A arte desafiadora de Maria Lídia Magliani (1946-2012) é convidada de honra da Fundação Iberê Camargo (Av. Padre Cacique, 2.000), em Porto Alegre, a partir deste sábado (19), às 14h, ocupando o terceiro e o quarto andares da instituição. Tanto espaço assim é porque a inédita exposição dedicada à artista chegará ao local com cerca de 200 obras, recuperando os 50 anos de produção da pintora pelotense.
Fazer tal homenagem não foi um trabalho fácil: exigiu muita dedicação para a localização de tantas obras. Os responsáveis por fazer esse levantamento das décadas de trabalho da artista foram os curadores Denise Mattar, de São Paulo, e o gaúcho Gustavo Possamai, que se dedicaram para criar uma mostra digna da importância de Magliani para a cultura do país.
A dupla fez questão de incluir na mostra as criações da pintora desde a sua época de estudante — no início dos anos 1960 — até 2012, ano de seu falecimento. Para isso, eles recorreram a instituições de todo o Brasil, como o Museu de Arte do Rio, o Museu Afro Brasil, a Pinacoteca e o Museu de Arte Moderna de São Paulo, o Museu de Arte Contemporânea do RS, o MARGS, o Museu de Arte Leopoldo Gotuzzo, de Pelotas, e a Fundação Vera Chaves Barcellos, de Viamão, totalizando mais de 60 coleções visitadas.
— Conseguimos um conjunto significativo de obras que permite ver cada momento do trabalho dela. Isso faz com que se consiga perceber o percurso, como que uma obra saindo da outra. Não precisa de nenhum curador falando. Está nos olhos, é só olhar — enfatiza Denise, que há anos tenta levar adiante uma exposição dedicada a Magliani.
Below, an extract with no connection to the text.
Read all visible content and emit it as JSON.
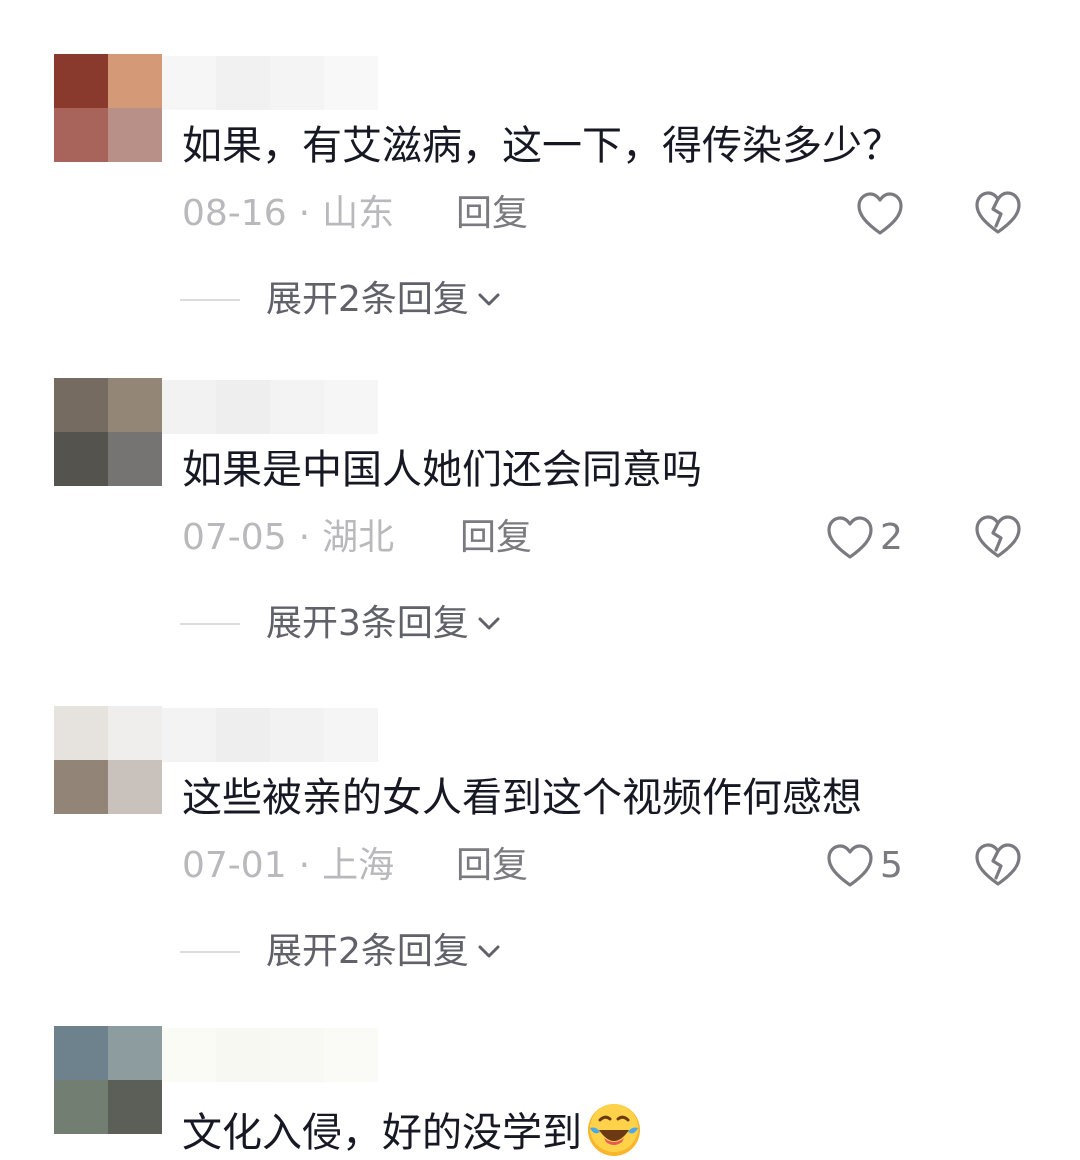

A artista, que nasceu em 25 de janeiro de 1946, em Pelotas, mudou-se com os pais para Porto Alegre quando tinha quatro anos. Apesar das dificuldades financeiras enfrentadas pela família, desde a adolescência gostava de ler, de ouvir música, de ir ao cinema, ao teatro, de desenhar e de pintar. Essa dedicação à cultura fez com que Magliani entrasse para a universidade, sendo a primeira mulher negra a se formar no atual Instituto de Artes da UFRGS. Ela, porém, não se classificava como artista plástica, mas sim como pintora.
— Artista plástico faz muita coisa. Eu só pinto, desenho, gravo, tudo derivado da pintura — dizia ela.
"Não é agradável"
Para Denise, a arte de Magliani "não é nem um pouco fácil". Tanto que a curadora destaca que uma frase de Iberê Camargo de 1993, na qual o artista disse que não nasceu para enfeitar o mundo e que pinta "porque a vida dói", poderia ser da pintora pelotense, que, por sinal, em 1997, escreveu: "Eu gostaria de dizer às pessoas que veem os meus quadros: sinto muito, senhores, não é agradável".
E essa relação entre esses dois pilares da arte gaúcha não ficou apenas na forma como eles se expressavam em suas obras. Nas pesquisas feitas no material da artista, foi encontrada uma carta de Iberê para Magliani, datada de 1992, na qual o pintor escreveu: "Nós dois temos a mesma meta, o mesmo ideal, a mesma devoção. Haveremos de deixar nossos rastros neste chão em que nascemos". Ele próprio enxergou algo em comum entre as suas obras.
— Ela não tinha a mínima intenção de fazer uma arte que fosse para agradar, muito pelo contrário, era uma arte para incomodar, para fazer refletir, para fazer pensar — explica Denise.
A curadora enfatiza que Magliani levantava questões importantes em séries: Elas apresenta mulheres gordas e seminuas, que considerava uma espécie de retrato interior da humanidade, criando uma sensação de sufocamento; Brinquedo de Armar é baseada na ideia de que a mulher é um brinquedo que é armado e desarmado constantemente. Já as cabeças criadas pela artista em seu período vivendo mais retirada em Tiradentes, em Minas Gerais, compõem as séries Todos e Retratos de Ninguém. Há também a série Casais, em que os homens estão sempre vestidos, pois a artista considerava que eles nunca se despem totalmente nas relações.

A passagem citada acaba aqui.